The data released by South Delhi Municipal Corporation (SDMC) on Monday has revealed the growing threat of mosquito-borne diseases in the city. The number of people affected by malaria in the national capital has increased to 75 this season, with 29 cases reported in the first three weeks of July.
The vector-borne disease is spreading fast this season as the number of malaria cases reported in February was two, one each in April and March. With 17 cases of Malaria reported in May, and 25 the following month, 29 cases were reported on July 21, according to SDMC.
The figure for the disease shows that it is higher than the number of people affected by dengue - 43 cases - and chikungunya - 34 cases - in the said period.
The number of dengue cases reported in January was six, three in February, one in March, By July, the number is 13, whereas 18 cases of chikungunya have been reported this month. It is not unusual for malaria cases to be reported in larger number compared to dengue since the two infections have different carriers, a senior doctor at a government hospital stated.
While SDMC tabulates data on the incidence of vector-borne diseases and deaths in the city, the doctors clarified that it does not provide the complete picture. A senior doctor working with National Vector Borne Disease Control Programme told ToI:
The corporations report only those cases that are treated in its sentinel hospitals or big private hospitals that send them reports. Hundreds of patients with febrile illnesses who get treated at smaller nursing homes or standalone clinics aren't included in the data.

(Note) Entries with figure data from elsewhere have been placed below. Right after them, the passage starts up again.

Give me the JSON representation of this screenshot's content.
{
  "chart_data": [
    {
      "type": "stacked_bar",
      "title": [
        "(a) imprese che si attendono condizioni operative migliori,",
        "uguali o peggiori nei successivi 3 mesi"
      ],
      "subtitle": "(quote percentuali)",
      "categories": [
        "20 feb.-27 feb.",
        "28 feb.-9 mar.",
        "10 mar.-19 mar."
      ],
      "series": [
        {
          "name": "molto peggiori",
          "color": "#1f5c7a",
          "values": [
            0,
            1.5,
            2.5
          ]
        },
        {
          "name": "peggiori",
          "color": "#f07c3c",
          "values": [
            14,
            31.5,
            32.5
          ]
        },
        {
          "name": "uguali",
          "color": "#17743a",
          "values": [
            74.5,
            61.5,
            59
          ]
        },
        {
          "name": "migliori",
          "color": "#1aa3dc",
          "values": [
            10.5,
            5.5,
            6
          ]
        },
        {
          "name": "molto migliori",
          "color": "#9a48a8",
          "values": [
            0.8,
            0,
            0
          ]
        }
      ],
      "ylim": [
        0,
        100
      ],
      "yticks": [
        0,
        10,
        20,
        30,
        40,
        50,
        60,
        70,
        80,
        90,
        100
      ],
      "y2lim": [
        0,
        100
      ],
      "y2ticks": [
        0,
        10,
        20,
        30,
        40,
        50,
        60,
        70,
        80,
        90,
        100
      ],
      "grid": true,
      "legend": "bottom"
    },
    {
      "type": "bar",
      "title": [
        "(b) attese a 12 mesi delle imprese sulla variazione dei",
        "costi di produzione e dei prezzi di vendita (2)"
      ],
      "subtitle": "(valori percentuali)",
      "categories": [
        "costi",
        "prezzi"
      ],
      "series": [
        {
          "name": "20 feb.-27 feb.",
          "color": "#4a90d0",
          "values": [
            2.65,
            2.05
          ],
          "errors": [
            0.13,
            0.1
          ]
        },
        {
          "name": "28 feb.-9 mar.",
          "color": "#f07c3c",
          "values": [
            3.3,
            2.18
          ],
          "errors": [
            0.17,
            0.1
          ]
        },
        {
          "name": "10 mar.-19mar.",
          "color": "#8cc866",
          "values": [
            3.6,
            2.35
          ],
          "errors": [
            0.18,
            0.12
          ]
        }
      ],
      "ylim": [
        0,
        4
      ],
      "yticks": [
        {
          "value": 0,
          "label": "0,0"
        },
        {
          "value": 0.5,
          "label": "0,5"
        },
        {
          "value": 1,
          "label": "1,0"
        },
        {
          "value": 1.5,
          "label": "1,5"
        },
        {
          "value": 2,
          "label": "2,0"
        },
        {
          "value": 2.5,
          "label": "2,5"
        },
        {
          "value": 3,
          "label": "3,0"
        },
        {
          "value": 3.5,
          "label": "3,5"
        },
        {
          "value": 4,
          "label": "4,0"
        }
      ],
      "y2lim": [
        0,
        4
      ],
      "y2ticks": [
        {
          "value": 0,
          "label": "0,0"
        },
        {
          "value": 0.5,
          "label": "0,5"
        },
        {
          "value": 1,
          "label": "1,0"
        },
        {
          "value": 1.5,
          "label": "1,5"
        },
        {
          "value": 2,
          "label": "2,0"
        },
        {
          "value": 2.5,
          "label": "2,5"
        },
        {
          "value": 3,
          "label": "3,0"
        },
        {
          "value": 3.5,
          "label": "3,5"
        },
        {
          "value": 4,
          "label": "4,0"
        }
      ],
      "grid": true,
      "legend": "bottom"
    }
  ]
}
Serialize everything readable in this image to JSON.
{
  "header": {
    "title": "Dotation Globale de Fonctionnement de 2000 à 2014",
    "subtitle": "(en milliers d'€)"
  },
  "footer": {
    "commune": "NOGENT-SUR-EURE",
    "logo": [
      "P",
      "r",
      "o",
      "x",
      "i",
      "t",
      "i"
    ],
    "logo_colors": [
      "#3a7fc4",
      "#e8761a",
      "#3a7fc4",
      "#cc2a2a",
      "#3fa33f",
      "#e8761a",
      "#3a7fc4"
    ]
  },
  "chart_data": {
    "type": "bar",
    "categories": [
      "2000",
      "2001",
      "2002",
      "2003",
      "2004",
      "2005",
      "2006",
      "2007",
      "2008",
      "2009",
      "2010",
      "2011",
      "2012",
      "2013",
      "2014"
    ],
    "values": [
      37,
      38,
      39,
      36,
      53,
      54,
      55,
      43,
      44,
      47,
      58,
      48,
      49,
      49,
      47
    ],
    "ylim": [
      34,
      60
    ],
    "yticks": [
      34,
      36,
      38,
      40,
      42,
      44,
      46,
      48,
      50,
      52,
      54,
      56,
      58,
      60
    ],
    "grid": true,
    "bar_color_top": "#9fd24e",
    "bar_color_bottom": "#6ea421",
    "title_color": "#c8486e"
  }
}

The doctor also said that cases of malaria, which were once considered to diminishing, have shown significant rise across Southeast Asia, Africa and South Africa, mainly due to reduced focus and expenditure by the governments.
A principal consultant at Hindu Rao Hospital, Dr DK Seth said that poor sanitation levels may be the reason of high malaria incidence. "We need to renew our focus on the disease with an aim to eradicate it at the source and thus reduce its spread," he said.
According to the municipal health officials, cases of dengue and chikungunya may also soar in the coming months.